Pharmacogenomics of immunosuppressive drug metabolism

Purpose of review The immunosuppressants are potent and toxic drugs with narrow therapeutic ranges. The pharmacokinetic variability of these drugs has made establishing appropriate dosing difficult. Currently, therapeutic drug monitoring is an important adjunct to achieving the precarious balance between efficacy and toxicity. However, pharmacogenomic analysis has the potential to improve dosing strategies. Several of the drugs in this category are metabolized through complex pathways, which have the potential to be affected by genetic traits. The current literature has addressed several genes and polymorphisms in relation to these drugs.

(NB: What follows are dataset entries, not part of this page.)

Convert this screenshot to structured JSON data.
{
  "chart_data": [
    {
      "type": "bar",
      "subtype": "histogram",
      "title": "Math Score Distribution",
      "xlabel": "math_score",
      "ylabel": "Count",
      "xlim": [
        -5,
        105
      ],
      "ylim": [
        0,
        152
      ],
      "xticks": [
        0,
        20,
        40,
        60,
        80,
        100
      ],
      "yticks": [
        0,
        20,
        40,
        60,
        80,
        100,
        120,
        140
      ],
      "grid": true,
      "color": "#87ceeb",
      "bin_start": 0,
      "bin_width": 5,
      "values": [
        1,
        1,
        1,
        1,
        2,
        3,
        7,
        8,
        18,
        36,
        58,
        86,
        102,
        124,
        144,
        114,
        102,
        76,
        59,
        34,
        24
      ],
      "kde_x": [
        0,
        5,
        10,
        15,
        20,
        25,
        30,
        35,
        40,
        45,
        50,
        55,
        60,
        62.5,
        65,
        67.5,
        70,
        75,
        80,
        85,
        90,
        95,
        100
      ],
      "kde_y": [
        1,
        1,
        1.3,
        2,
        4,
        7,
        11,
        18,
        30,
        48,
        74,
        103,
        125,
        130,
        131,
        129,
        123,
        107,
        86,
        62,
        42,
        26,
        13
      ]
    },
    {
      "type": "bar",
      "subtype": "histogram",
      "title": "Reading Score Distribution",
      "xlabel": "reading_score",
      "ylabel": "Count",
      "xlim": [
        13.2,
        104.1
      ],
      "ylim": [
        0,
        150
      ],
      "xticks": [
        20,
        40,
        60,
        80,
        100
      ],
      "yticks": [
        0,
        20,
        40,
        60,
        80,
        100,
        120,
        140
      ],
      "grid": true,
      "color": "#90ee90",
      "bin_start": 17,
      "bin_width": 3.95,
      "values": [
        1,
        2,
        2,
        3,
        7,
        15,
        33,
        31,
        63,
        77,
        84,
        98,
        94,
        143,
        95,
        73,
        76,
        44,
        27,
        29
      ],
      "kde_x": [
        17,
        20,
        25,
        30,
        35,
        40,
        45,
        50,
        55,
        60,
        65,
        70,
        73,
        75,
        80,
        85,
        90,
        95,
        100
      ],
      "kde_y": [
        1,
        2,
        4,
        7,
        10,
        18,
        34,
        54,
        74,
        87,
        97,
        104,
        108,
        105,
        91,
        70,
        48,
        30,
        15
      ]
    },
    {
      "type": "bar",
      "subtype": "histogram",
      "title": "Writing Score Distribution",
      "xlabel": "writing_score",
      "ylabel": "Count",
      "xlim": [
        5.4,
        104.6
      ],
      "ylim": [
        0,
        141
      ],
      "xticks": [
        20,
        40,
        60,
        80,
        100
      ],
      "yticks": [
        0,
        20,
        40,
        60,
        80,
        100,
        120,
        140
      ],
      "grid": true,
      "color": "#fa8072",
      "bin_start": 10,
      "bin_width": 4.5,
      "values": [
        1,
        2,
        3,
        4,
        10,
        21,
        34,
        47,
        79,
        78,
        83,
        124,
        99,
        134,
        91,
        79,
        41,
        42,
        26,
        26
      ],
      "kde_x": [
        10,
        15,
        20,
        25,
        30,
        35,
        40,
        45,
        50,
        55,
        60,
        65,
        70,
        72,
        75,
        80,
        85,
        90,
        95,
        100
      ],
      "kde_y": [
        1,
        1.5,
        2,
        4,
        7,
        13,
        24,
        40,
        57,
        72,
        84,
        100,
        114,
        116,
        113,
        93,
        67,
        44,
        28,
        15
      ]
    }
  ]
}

Recent findings Polymorphisms related to the coding of P-glycoprotein (coded by the MDR-1 gene) and cytochrome P450 3A enzymes have been the main focus of research. These gene products are involved in regulating the absorption and metabolism of the principal immunosuppessants. Two polymorphisms (C3435T and G2677[A/T]) of the MDR-1 gene have been shown to influence the bicavailability and toxicity of tacrolimus and cyclosporin. Phase I metabolism of these drugs has been shown to be affected by two polymorphisms (CYP3A5*1 and CYP3AP1*1), related to cytochrome P450 3A5 expression, rather than cytochrome P450 3A4. Summary The current literature has shown disparity as to which are the most important polymorphisms affecting the metabolism of immunosuppressants. Although pharmacogenomics has the potential to allow improvements in devising optimal dosing regimes, it has not yet offered any definitive solutions to the problems of dosing, because the process of elucidating the complex influence of genetics on drug metabolism is only starting to be unravelled.